We investigated the phylogenetic relationships of the WHsTBRF spirochetes using two different species tree inference methods, concatenation and coalescence. By using the Panaroo pipeline, we identified 741 single-copy core genes between the WHsTBRF clade and B. miyamotoi CT13-2396 and performed phylogenomic analysis with this data set [38]. We tested these genes for substitution saturation as this can negatively impact the accuracy of phylogenomic analysis [39]. Saturation analysis determined that 91 genes were likely saturated and thus were removed from this dataset (Additional File 3). A maximum likelihood species tree was inferred from a concatenation of 650 single-copy core genes (720,532 total nucleotide sites) using an edge-linked proportional partition model with nucleotide sequences (Fig. 2A). The species tree of single-copy core genes recapitulated previously published tree topologies with high bootstrap support (100% in all cases) [40, 41]. To further determine if our tree was valid, we used concordance factor (CF) analysis. This analysis is important when using large datasets for phylogenomic species tree inference as there can be high bootstrap support for wrong topologies [42]. While the concatenation-inferred species tree showed high bootstrap value support for all branches, there was varying gene CF (gCF) and site CF (sCF) support. The B. hermsii and B. parkeri branches had low gCF and sCF support. We further observed that the phylogenomic analysis supported, through both bootstrap and gCF and sCF, that B. venezuelensis is a highly related sister taxon to B. turicatae. To account for potential gene tree discordance due to divergent coalescent histories we also inferred a species tree using the ASTRAL tool [43].

Fig. 2
figure 2

Phylogenomic analyses A maximum likelihood species tree was inferred from a concatenation of 650 single-copy core genes (720,532 nucleotide sites). A The tree was generated using an edge-linked proportional partition model with 1,000 ultra-fast bootstraps, and a subsequent concordance factor analysis was performed.

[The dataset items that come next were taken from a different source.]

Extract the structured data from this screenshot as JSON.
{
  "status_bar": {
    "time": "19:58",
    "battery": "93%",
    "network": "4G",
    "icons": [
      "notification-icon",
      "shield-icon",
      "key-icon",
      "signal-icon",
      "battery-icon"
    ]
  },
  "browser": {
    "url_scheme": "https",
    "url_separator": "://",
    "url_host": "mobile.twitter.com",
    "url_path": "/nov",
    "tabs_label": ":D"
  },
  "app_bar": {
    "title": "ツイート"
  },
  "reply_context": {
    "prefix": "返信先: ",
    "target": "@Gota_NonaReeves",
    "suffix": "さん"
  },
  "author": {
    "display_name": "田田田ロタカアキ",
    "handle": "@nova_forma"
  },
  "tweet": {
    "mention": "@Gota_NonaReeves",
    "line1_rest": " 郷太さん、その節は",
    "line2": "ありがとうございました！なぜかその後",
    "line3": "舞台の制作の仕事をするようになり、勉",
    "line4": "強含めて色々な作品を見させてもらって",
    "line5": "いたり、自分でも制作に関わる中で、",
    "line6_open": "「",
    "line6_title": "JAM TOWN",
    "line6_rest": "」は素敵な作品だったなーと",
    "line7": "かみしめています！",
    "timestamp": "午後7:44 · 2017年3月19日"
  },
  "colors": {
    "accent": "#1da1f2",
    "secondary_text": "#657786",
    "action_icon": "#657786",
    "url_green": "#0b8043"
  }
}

Branch support is reported as ultra-fast bootstrap/gCF/sCF (see text for description of gCF and sCF). The scale bar is representative of substitutions per site. A coalescence-based cladogram was inferred from the 650 genes used in A. B The cladogram branch supports are reported as local posterior probability, major quartet frequency, alternative quartet frequency 1, and alternative quartet frequency 2. Red branch supports indicate alternative quartet frequencies that are significantly unequal (p < 0.001) indicating that incomplete lineage sorting alone does not explain that topology

The tree inferred by ASTRAL maintained the same topology as the concatenation tree and was well supported by local posterior probabilities at all branches (Fig. 2B). The quartet support of the ASTRAL tree also agreed with the gCF and sCF support seen in the concatenation tree. Interestingly, alternative quartet frequencies for the B. coriaceae branch were statistically different indicating that incomplete lineage sorting alone could not be attributed to driving this topology [44].

Pangenome analysis

Pangenome analysis of the WHsTBRF clade estimated there to be a core genome of 817 gene clusters and an accessory genome of 1,759 gene clusters for a total pangenome size of 2,576 gene clusters (Fig. 3A). The core genome stabilized after the addition of approximately five genomes but the pangenome size continued to increase with each genome (Fig. 3B). The continued increase in pangenome size is most likely due the expansive paralogous gene families and plasmid diversity seen in borrelial species [22, 27]. The differences between species and the unique gene clusters they contained can be appreciated in the pangenome matrix plot (Fig. 3C). Borrelia coriaceae Co53 contributed the most unique gene clusters, 484, while B. venezuelensis RMA01 contributed the least, 18. The pangenome analysis indicated a diverse and open pangenome for the WHsTBRF clade and identified a sizeable amount of unique gene content in the B. coriaceae Co53 genome.

Fig. 3
figure 3

Pangenome analysis. The core genome in this analysis is defined as gene clusters present in all nine genomes. The shell genome is defined as gene clusters present in two to eight genomes. The cloud genome is defined as gene clusters present in only 1 genome (A). A graph of the pan- and core-genomes was generated with PanGP, which indicated that the WHsTBRF clade pangenome is open and stabilizes after four genomes (B). Also shown is the pangenome matrix (C). The numbers on the right indicate the number of unique gene clusters for each isolate’s genome. In the case of multiple isolates per species (B. hermsii and B. turicatae) the species-specific unique gene clusters are reported first followed by the isolate-specific unique gene clusters (C). Taxa prefixes: btBTE5EL, B. turicatae BTE5EL; bt91E135, B. turicatae 91E135; bvRMA01, B. venezuelensis RMA01; bpSLO, B. parkeri SLO; bpuSUM, B. puertoricensis n. sp. SUM; bcCo53, B. coriaceae Co53; bhDAH, B. hermsii DAH; bhYOR, B. hermsii YOR; baBA2, B. anserina BA2

Chromosome and plasmid sequence analyses

Chromosomal sequence analysis

Previously the B. hermsii and B. turicatae chromosomes were reported to be syntenic and collinear [28], and we evaluated this across all species of the WHsTBRF borreliae. We investigated the chromosomes of our dataset first by performing ANI on chromosomal sequences only (using B. miyamotoi CT13-2396 as an outgroup). We observed a wide degree of chromosome sequence identity in the WHsTBRF spirochetes from 85.92% to 99.44% between species (Additional File 2: Table S2).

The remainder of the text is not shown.